An unborn twin fathers his brother’s son after a couple sought help from a fertility clinic back in 2014 in order to conceive. What happened became the first known case of what is referred to as a “human chimera”.
The term chimera comes from Greek mythology and refers to a hybrid being which contains in itself parts of two different creatures. However, in this case, the problem revolved around the child’s DNA and was brought to light after the happy couple became parents and discovered that the child’s blood type did not match their own.
It was at first assumed by the couple that the fertility clinic that had helped them get pregnant had made a mistake and had perhaps used the wrong sperm. After reassurance from the clinic that this was not the case, the parents decided to hire a lawyer and under-went paternity tests both on their own, at home, and in an accredited lab.
To the parent’s surprise, both tests showed that the father’s DNA did not match the son’s and at the advice of an expert geneticist, the two also opted for a genetic ancestry test that would examine hundreds of thousands of genetic markers as opposed to the fifteen an ordinary paternity test would have done.
After this elaborate ancestry test was conducted the confusion was revealed to have been caused by the first documented case of human chimera in regards to the results to a paternity test.

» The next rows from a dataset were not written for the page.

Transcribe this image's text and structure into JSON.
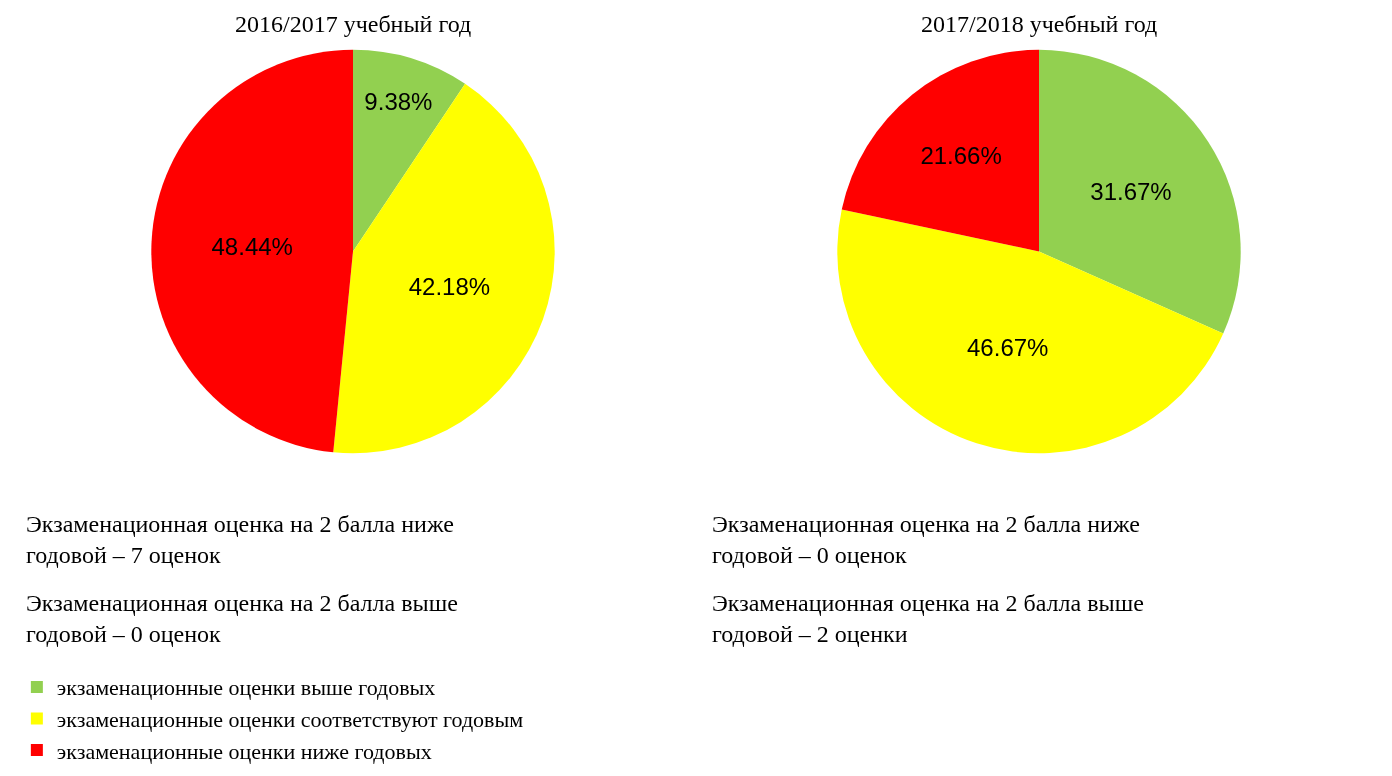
{
  "chart_data": [
    {
      "type": "pie",
      "title": "2016/2017 учебный год",
      "categories": [
        "экзаменационные оценки выше годовых",
        "экзаменационные оценки соответствуют годовым",
        "экзаменационные оценки ниже годовых"
      ],
      "values": [
        9.38,
        42.18,
        48.44
      ],
      "value_labels": [
        "9.38%",
        "42.18%",
        "48.44%"
      ],
      "colors": [
        "#92d050",
        "#ffff00",
        "#ff0000"
      ],
      "annotations": [
        "Экзаменационная оценка на 2 балла ниже\nгодовой – 7 оценок",
        "Экзаменационная оценка на 2 балла выше\nгодовой – 0 оценок"
      ],
      "legend": "bottom"
    },
    {
      "type": "pie",
      "title": "2017/2018 учебный год",
      "categories": [
        null,
        null,
        null
      ],
      "values": [
        31.67,
        46.67,
        21.66
      ],
      "value_labels": [
        "31.67%",
        "46.67%",
        "21.66%"
      ],
      "colors": [
        "#92d050",
        "#ffff00",
        "#ff0000"
      ],
      "annotations": [
        "Экзаменационная оценка на 2 балла ниже\nгодовой – 0 оценок",
        "Экзаменационная оценка на 2 балла выше\nгодовой – 2 оценки"
      ]
    }
  ]
}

In this case the man’s semen (which was tested for the genetic ancestry test) contained a different set of genes than his saliva (used for the previous paternity tests). It seems that the father had absorbed the genes of an unborn twin that had been lost in the womb and that those genes had been used to conceive his son.
There was a ten percent match between the genes in the man’s sperm and those of his newborn child but there was no such match with the ones in his saliva. Apparently the genetic material his son did inherit was also that of his unborn brother.
In what you could call one of life’s paradoxes, this child’s father is actually his unborn uncle and the father that is going to raise him is, biologically speaking, more of an uncle than a dad. Although there have been reported cases of maternal chimera, this is the first time such a confusion is created due to a father’s ghost genes.